Schluchzen drang vom Nebenzimmer an seine Ohren. Der Junge horchte auf.
»Wie heißt du denn?«, fragte Hermann, um ihn abzulenken.
»Ferdi«, wisperte er mit kalkweißen Lippen. »Eigentlich Ferdinand, aber alle nennen mich nur Ferdi.«
»In Ordnung. Pass auf, Ferdi. Wir müssen deinen Arm behandeln, damit du danach wieder auf Bäume klettern kannst.«
»Auf wirklich hohe Bäume?«
»Natürlich. So hoch du dich traust.«
»Ich trau mich richtig hoch. Traust du dich das auch?«
»Als ich so alt war wie du, bin ich von einem Baum zum anderen gehüpft wie ein Eichhörnchen.«
Ferdis Augen wurden groß. »Wirklich?«
»Klar, mit meinem Bruder Karl. Wir sind in die höchsten Kronen rauf, haben von dort nach unten gespuckt und die Sekunden gezählt wie lange es gedauert hat, bis die Spucke unten war.«
Ferdi gluckste bei dem Gedanken laut auf.
»Siehst du die Maske da?« Hermann zeigte dem ängstlichen Kind die Inhalationsmaske. »Ich werde sie dir vorsichtig auf Mund und Nase legen, und du musst mir versprechen, dass du ganz tief und fest einatmest.«
Der Junge leckte sich nervös die Lippen. »Was passiert dann?«, fragte er.
»Die Maske ist verzaubert. Wenn man fest einatmet, kommt man ins Träumeland. Da kannst du dann für ein paar Stunden tun und lassen, was du willst.«
Ferdis Neugier war geweckt.
»Möchtest du es ausprobieren?«
»In Ordnung. Ich versuche es.«
Hermann nahm die Maske und legte sie vorsichtig auf Ferdis Gesicht. Der Junge lag mit dem Rücken auf dem Tisch und hielt die Maske mit den kleinen Fingern fest. Hermann machte ihm vor, wie er atmen sollte. Das Chloroform strömte in seine Lungen und nach wenigen Atemzügen erschlaffte Ferdinands Körper.
»Ah, ihr seid schon bereit«, drang die Stimme seines Vaters an Hermanns Ohren. »Sehr gut gemacht!« Er kontrollierte den Herzschlag und nickte zufrieden. Dann klopfte er Hermann auf die Schulter und lächelte ihm zu. »Diesen Augenblick habe ich lange mit Spannung erwartet. Wir beide zusammen im OP. Dann lass mal sehen, was du bei den großen Professoren gelernt hast«, sagte er mit einem Augenzwinkern.
Die Operation stellte sich bald als Routineeingriff heraus. Der Knochen war nicht wie erwartet gesplittert, und so gelang es ihnen schnell, die beiden Knochenenden wieder aneinanderzufügen.
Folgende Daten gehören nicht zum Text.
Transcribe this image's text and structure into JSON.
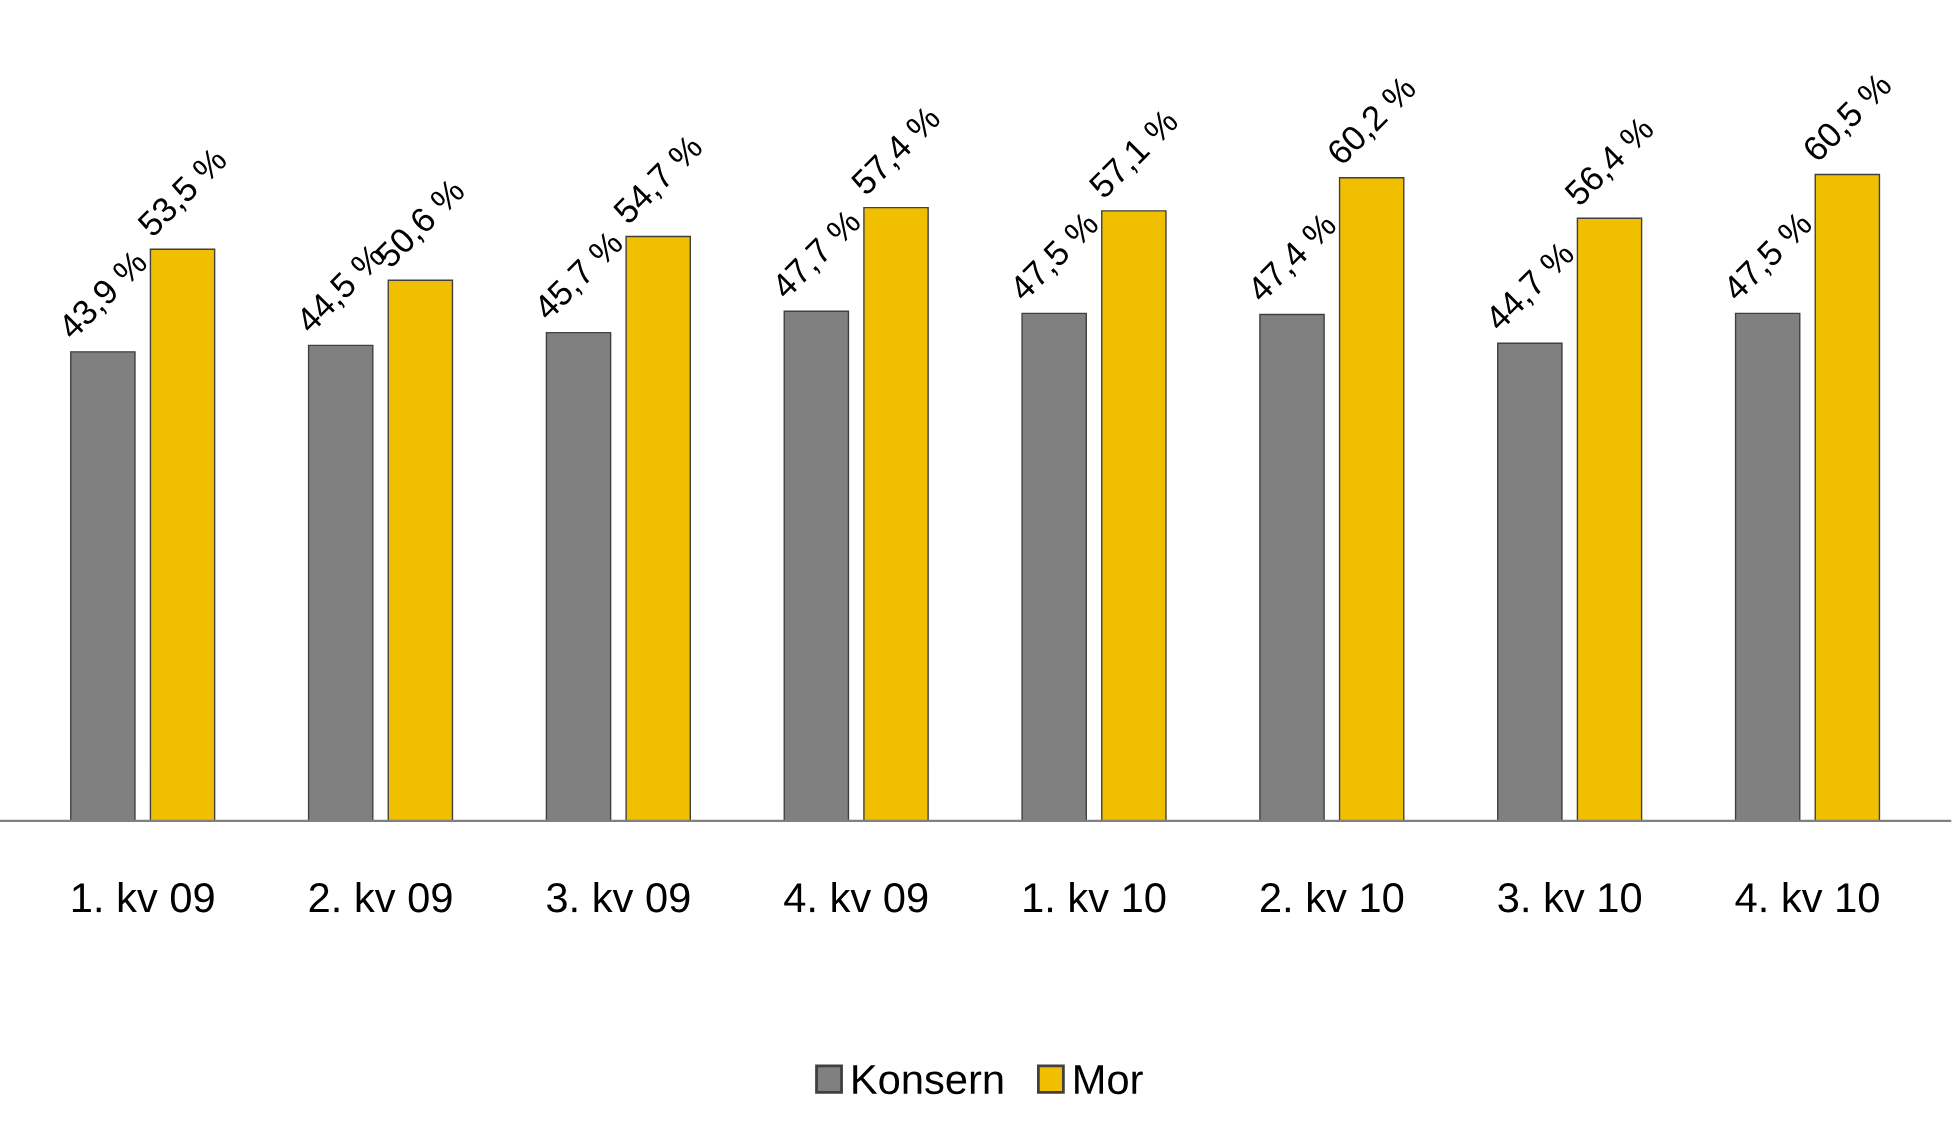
{
  "chart_data": {
    "type": "bar",
    "categories": [
      "1. kv 09",
      "2. kv 09",
      "3. kv 09",
      "4. kv 09",
      "1. kv 10",
      "2. kv 10",
      "3. kv 10",
      "4. kv 10"
    ],
    "series": [
      {
        "name": "Konsern",
        "color": "#808080",
        "values": [
          43.9,
          44.5,
          45.7,
          47.7,
          47.5,
          47.4,
          44.7,
          47.5
        ],
        "value_labels": [
          "43,9 %",
          "44,5 %",
          "45,7 %",
          "47,7 %",
          "47,5 %",
          "47,4 %",
          "44,7 %",
          "47,5 %"
        ]
      },
      {
        "name": "Mor",
        "color": "#f0c000",
        "values": [
          53.5,
          50.6,
          54.7,
          57.4,
          57.1,
          60.2,
          56.4,
          60.5
        ],
        "value_labels": [
          "53,5 %",
          "50,6 %",
          "54,7 %",
          "57,4 %",
          "57,1 %",
          "60,2 %",
          "56,4 %",
          "60,5 %"
        ]
      }
    ],
    "legend": "bottom"
  }
}
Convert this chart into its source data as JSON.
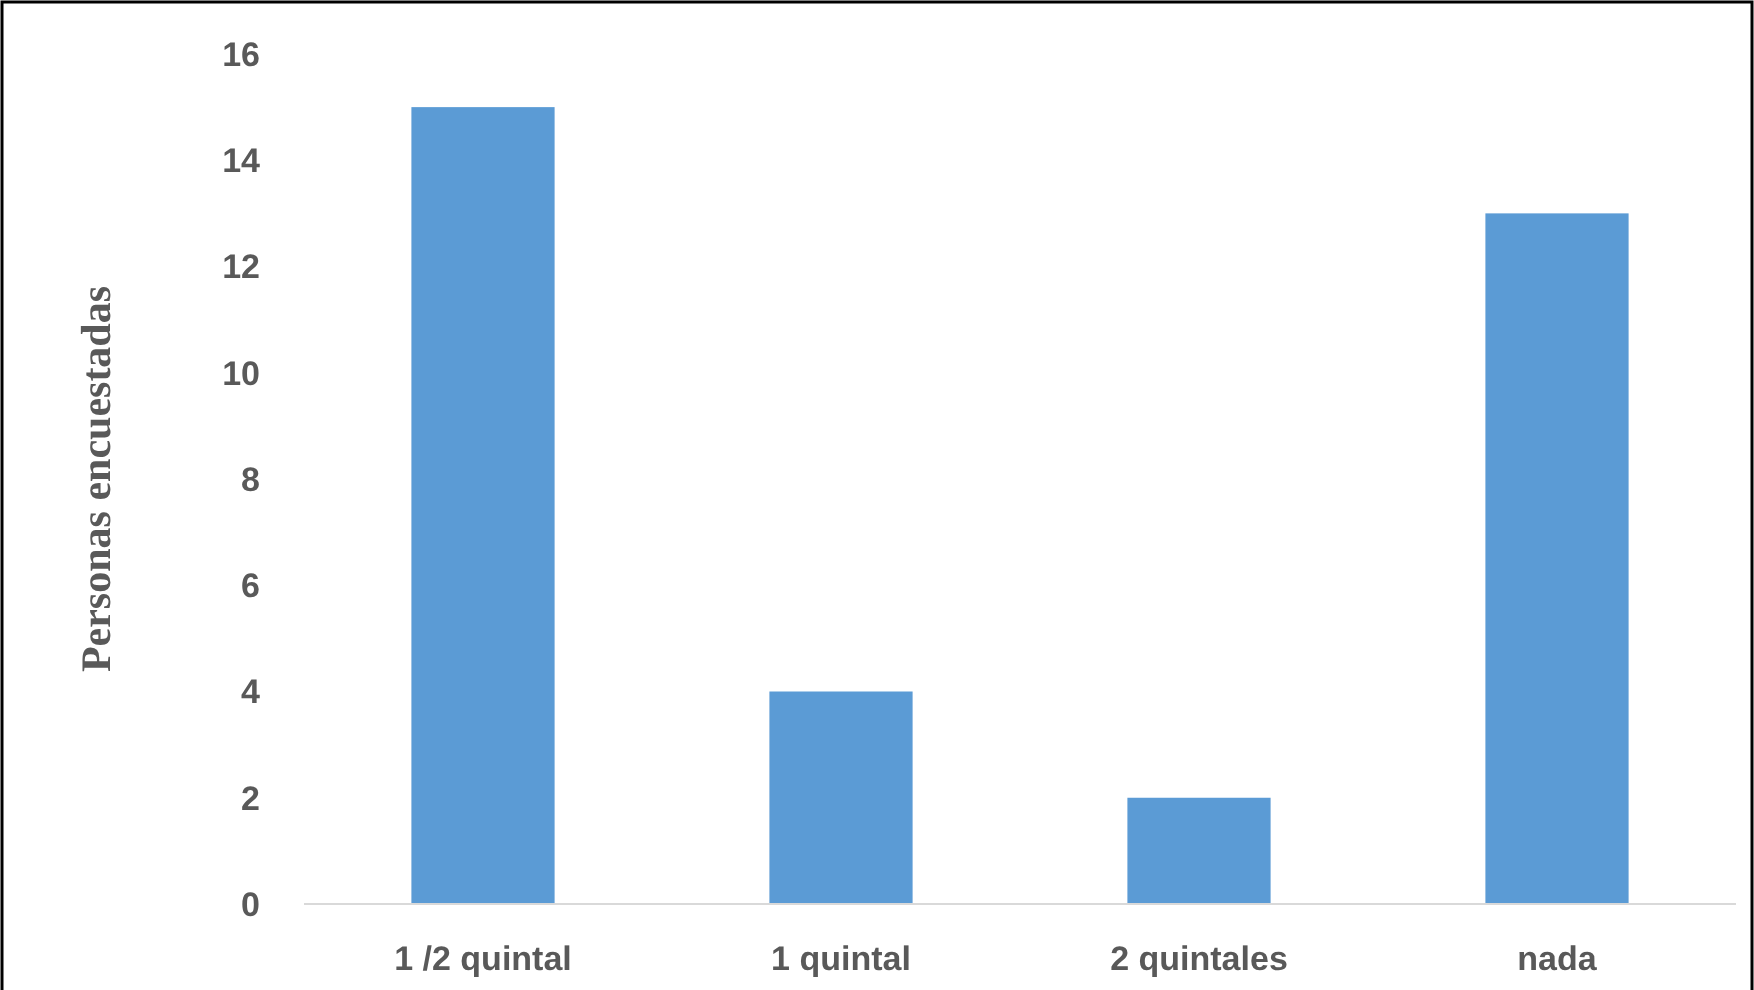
{
  "chart_data": {
    "type": "bar",
    "ylabel": "Personas encuestadas",
    "categories": [
      "1 /2 quintal",
      "1 quintal",
      "2 quintales",
      "nada"
    ],
    "values": [
      15,
      4,
      2,
      13
    ],
    "color": "#5b9bd5",
    "ylim": [
      0,
      16
    ],
    "yticks": [
      0,
      2,
      4,
      6,
      8,
      10,
      12,
      14,
      16
    ],
    "grid": false
  }
}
Hermann beobachtete jede kleine Bewegung, die sein Vater machte, und dieser ließ ihn an all seinen Überlegungen teilhaben. Am Ende überließ Dr. Sedlmayr seinem Sohn Nadel und Faden und ließ ihn unter seiner Anleitung den Gips anlegen. Zufrieden nickte er, als Hermann mit seiner Arbeit fertig war. Der Junge schlummerte friedlich, als der Doktor aus dem Operationssaal trat und der Mutter über den Erfolg des Eingriffes berichtete. Dankbar schüttelte sie ihm die Hände.